Crossing the Chasm, the book by Geoffrey Moore, points out that there is a chasm between the early adopters and the early majority customers when dealing with disruptive innovations like XBRL-enabled structured or digital financial reporting.
One of the big challenges a new technology has relates to having a complete product solution that will serve the market appropriately. There are different approaches to providing the essential functionality markets demand.
Strategies exist for crossing the chasm, for example here is a blog post by Product Strategy, What is the Chasm and How do I Cross It?, which outlines these essential strategies:
- Reduction in Scope (Niche Marketing) - focus resources on one target market and provide a complete solution to that niche.
- Quickly Capture the Lead Market Share - Be pragmatic, work with market leaders, choose technologies and approaches that will likely become industry standards.
- Alliances - Don't necessarily build the entire solution yourself but rather partner with others and create alliances to bring a complete solution to the market.
- Marketing Support - Creating the appropriate marketing materials that will support moving the pragmatists/early majority customers forward.
Is digital financial reporting about to cross the chasm? Perhaps it is, perhaps not. The actions of the pragmatists, that early majority, will dictate whether digital financial reporting is or is not crossing the chasm. But one thing is certain. Digital financial reporting will never cross the chasm if the products provided by software vendors do not work or do not provide functionality demanded by the market.
The Digital Financial Reporting Manifesto summarizes my views of where digital financial reporting is going and important information related to building software for serving the potential market.
Software vendors don't get to define what a complete solution looks like. The market defines that. Miss the mark and your product offering will fall short. A product offering that has missing pieces will not be useful to the market. If you don't understand these dynamics, go back and read Understanding the Law of Conservation of Complexity.
Digital financial reporting and a mandate to provide XBRL-based financial reports to a regulator like the SEC are not the same thing. They are related.
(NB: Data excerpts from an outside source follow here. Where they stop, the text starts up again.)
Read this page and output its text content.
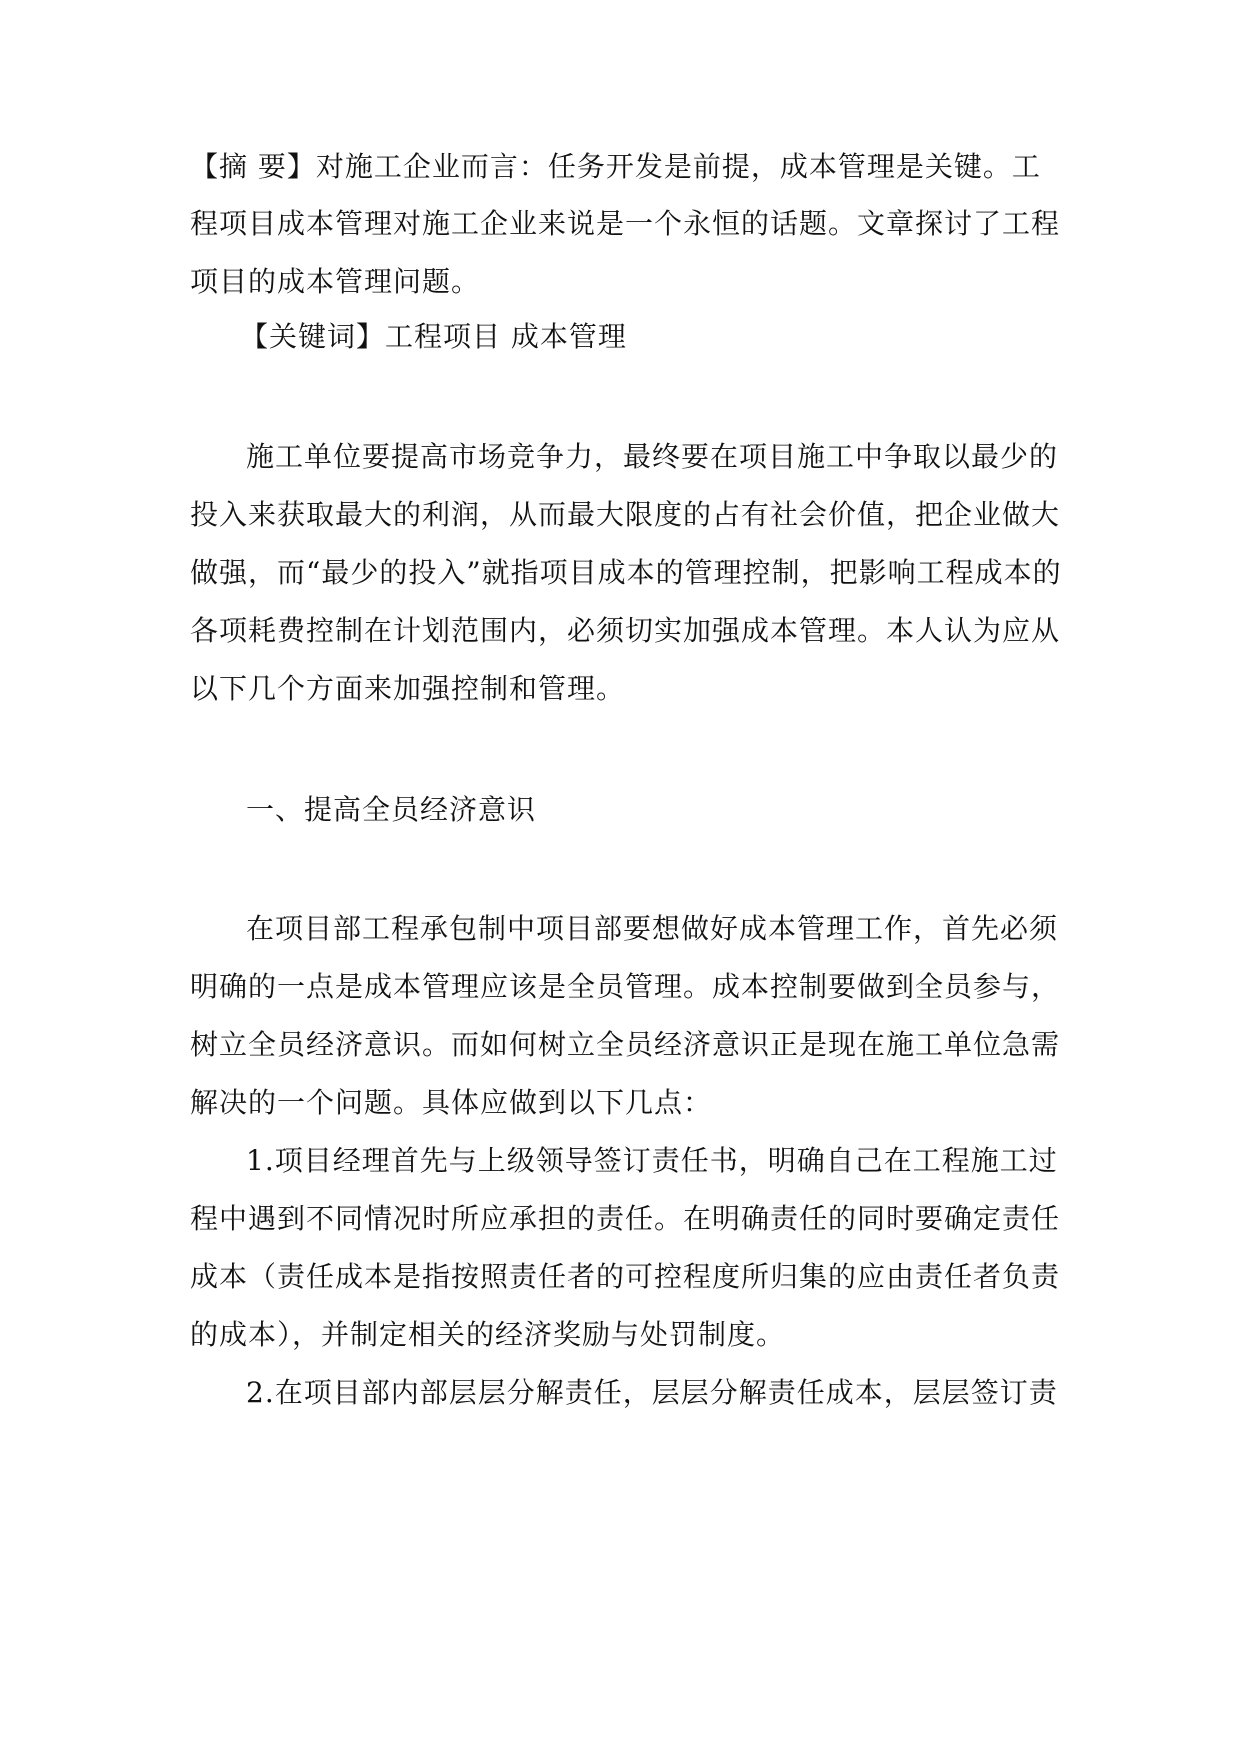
【摘 要】对施工企业而言：任务开发是前提，成本管理是关键。工
程项目成本管理对施工企业来说是一个永恒的话题。文章探讨了工程
项目的成本管理问题。
【关键词】工程项目 成本管理
施工单位要提高市场竞争力，最终要在项目施工中争取以最少的
投入来获取最大的利润，从而最大限度的占有社会价值，把企业做大
做强，而“最少的投入”就指项目成本的管理控制，把影响工程成本的
各项耗费控制在计划范围内，必须切实加强成本管理。本人认为应从
以下几个方面来加强控制和管理。
一、提高全员经济意识
在项目部工程承包制中项目部要想做好成本管理工作，首先必须
明确的一点是成本管理应该是全员管理。成本控制要做到全员参与，
树立全员经济意识。而如何树立全员经济意识正是现在施工单位急需
解决的一个问题。具体应做到以下几点：
1.项目经理首先与上级领导签订责任书，明确自己在工程施工过
程中遇到不同情况时所应承担的责任。在明确责任的同时要确定责任
成本（责任成本是指按照责任者的可控程度所归集的应由责任者负责
的成本），并制定相关的经济奖励与处罚制度。
2.在项目部内部层层分解责任，层层分解责任成本，层层签订责
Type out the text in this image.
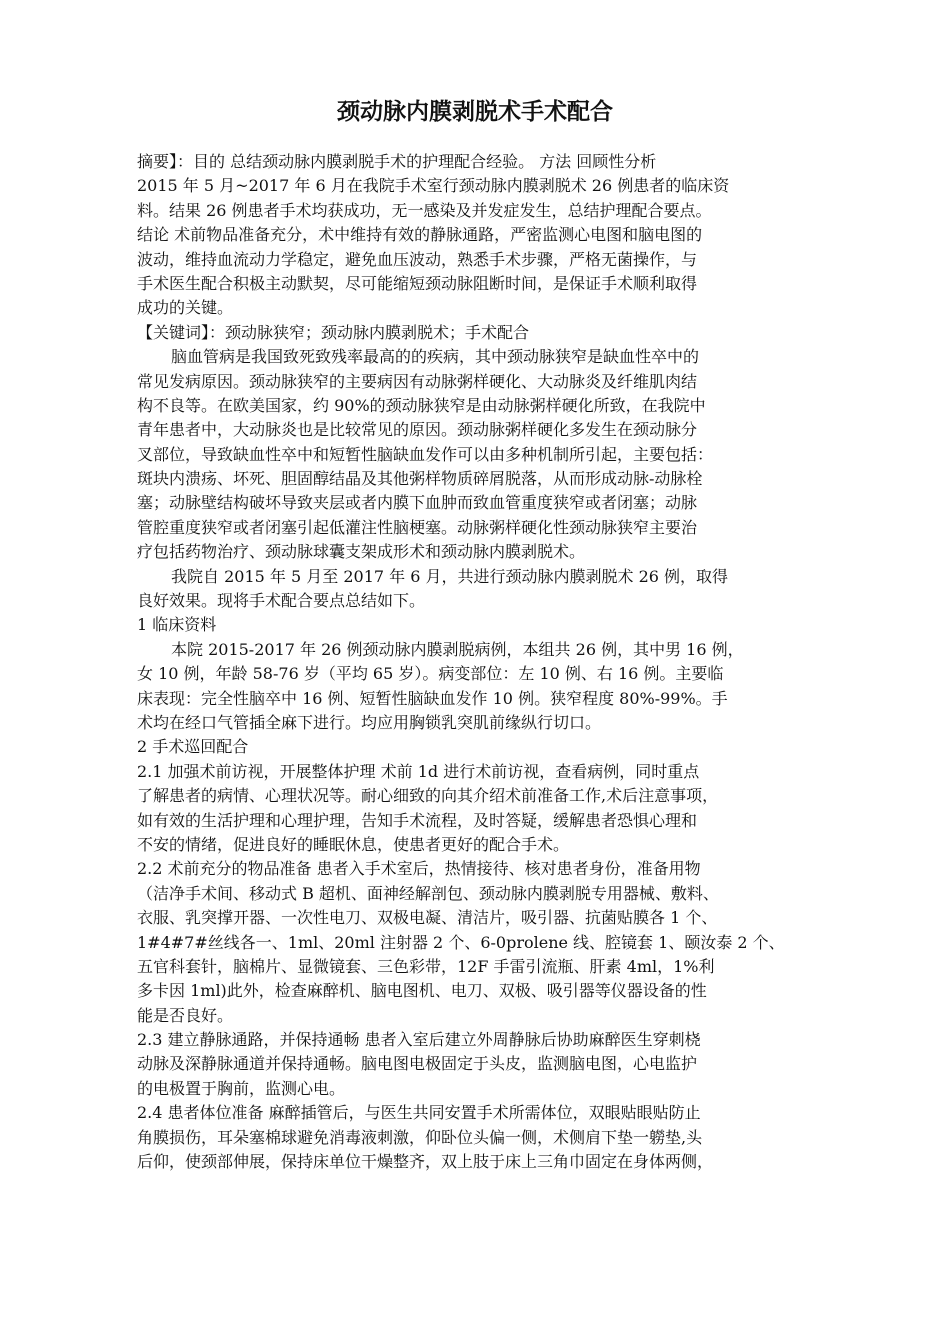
颈动脉内膜剥脱术手术配合
摘要】：目的 总结颈动脉内膜剥脱手术的护理配合经验。 方法 回顾性分析
2015 年 5 月~2017 年 6 月在我院手术室行颈动脉内膜剥脱术 26 例患者的临床资
料。结果 26 例患者手术均获成功，无一感染及并发症发生，总结护理配合要点。
结论 术前物品准备充分，术中维持有效的静脉通路，严密监测心电图和脑电图的
波动，维持血流动力学稳定，避免血压波动，熟悉手术步骤，严格无菌操作，与
手术医生配合积极主动默契，尽可能缩短颈动脉阻断时间，是保证手术顺利取得
成功的关键。
【关键词】：颈动脉狭窄；颈动脉内膜剥脱术；手术配合
脑血管病是我国致死致残率最高的的疾病，其中颈动脉狭窄是缺血性卒中的
常见发病原因。颈动脉狭窄的主要病因有动脉粥样硬化、大动脉炎及纤维肌肉结
构不良等。在欧美国家，约 90%的颈动脉狭窄是由动脉粥样硬化所致，在我院中
青年患者中，大动脉炎也是比较常见的原因。颈动脉粥样硬化多发生在颈动脉分
叉部位，导致缺血性卒中和短暂性脑缺血发作可以由多种机制所引起，主要包括：
斑块内溃疡、坏死、胆固醇结晶及其他粥样物质碎屑脱落，从而形成动脉-动脉栓
塞；动脉壁结构破坏导致夹层或者内膜下血肿而致血管重度狭窄或者闭塞；动脉
管腔重度狭窄或者闭塞引起低灌注性脑梗塞。动脉粥样硬化性颈动脉狭窄主要治
疗包括药物治疗、颈动脉球囊支架成形术和颈动脉内膜剥脱术。
我院自 2015 年 5 月至 2017 年 6 月，共进行颈动脉内膜剥脱术 26 例，取得
良好效果。现将手术配合要点总结如下。
1 临床资料
本院 2015-2017 年 26 例颈动脉内膜剥脱病例，本组共 26 例，其中男 16 例，
女 10 例，年龄 58-76 岁（平均 65 岁）。病变部位：左 10 例、右 16 例。主要临
床表现：完全性脑卒中 16 例、短暂性脑缺血发作 10 例。狭窄程度 80%-99%。手
术均在经口气管插全麻下进行。均应用胸锁乳突肌前缘纵行切口。
2 手术巡回配合
2.1 加强术前访视，开展整体护理 术前 1d 进行术前访视，查看病例，同时重点
了解患者的病情、心理状况等。耐心细致的向其介绍术前准备工作,术后注意事项，
如有效的生活护理和心理护理，告知手术流程，及时答疑，缓解患者恐惧心理和
不安的情绪，促进良好的睡眠休息，使患者更好的配合手术。
2.2 术前充分的物品准备 患者入手术室后，热情接待、核对患者身份，准备用物
（洁净手术间、移动式 B 超机、面神经解剖包、颈动脉内膜剥脱专用器械、敷料、
衣服、乳突撑开器、一次性电刀、双极电凝、清洁片，吸引器、抗菌贴膜各 1 个、
1#4#7#丝线各一、1ml、20ml 注射器 2 个、6-0prolene 线、腔镜套 1、颐汝泰 2 个、
五官科套针，脑棉片、显微镜套、三色彩带，12F 手雷引流瓶、肝素 4ml，1%利
多卡因 1ml)此外，检查麻醉机、脑电图机、电刀、双极、吸引器等仪器设备的性
能是否良好。
2.3 建立静脉通路，并保持通畅 患者入室后建立外周静脉后协助麻醉医生穿刺桡
动脉及深静脉通道并保持通畅。脑电图电极固定于头皮，监测脑电图，心电监护
的电极置于胸前，监测心电。
2.4 患者体位准备 麻醉插管后，与医生共同安置手术所需体位，双眼贴眼贴防止
角膜损伤，耳朵塞棉球避免消毒液刺激，仰卧位头偏一侧，术侧肩下垫一軂垫,头
后仰，使颈部伸展，保持床单位干燥整齐，双上肢于床上三角巾固定在身体两侧，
But they are not the same.
Blind optimism will not cause digital financial reporting to cross the chasm. Arrogant ignorance will not keep digital financial reporting from crossing the chasm. Well-functioning software which provides the necessary and complete set of features will cause digital financial reporting to cross the chasm. The Digital Financial Reporting Manifesto provides many, many clues as to what that software must be able to do.
Ultimately, digital financial reporting will cross the chasm. That just makes sense. The question is which software vendors benefit most as this disruptive change unfolds.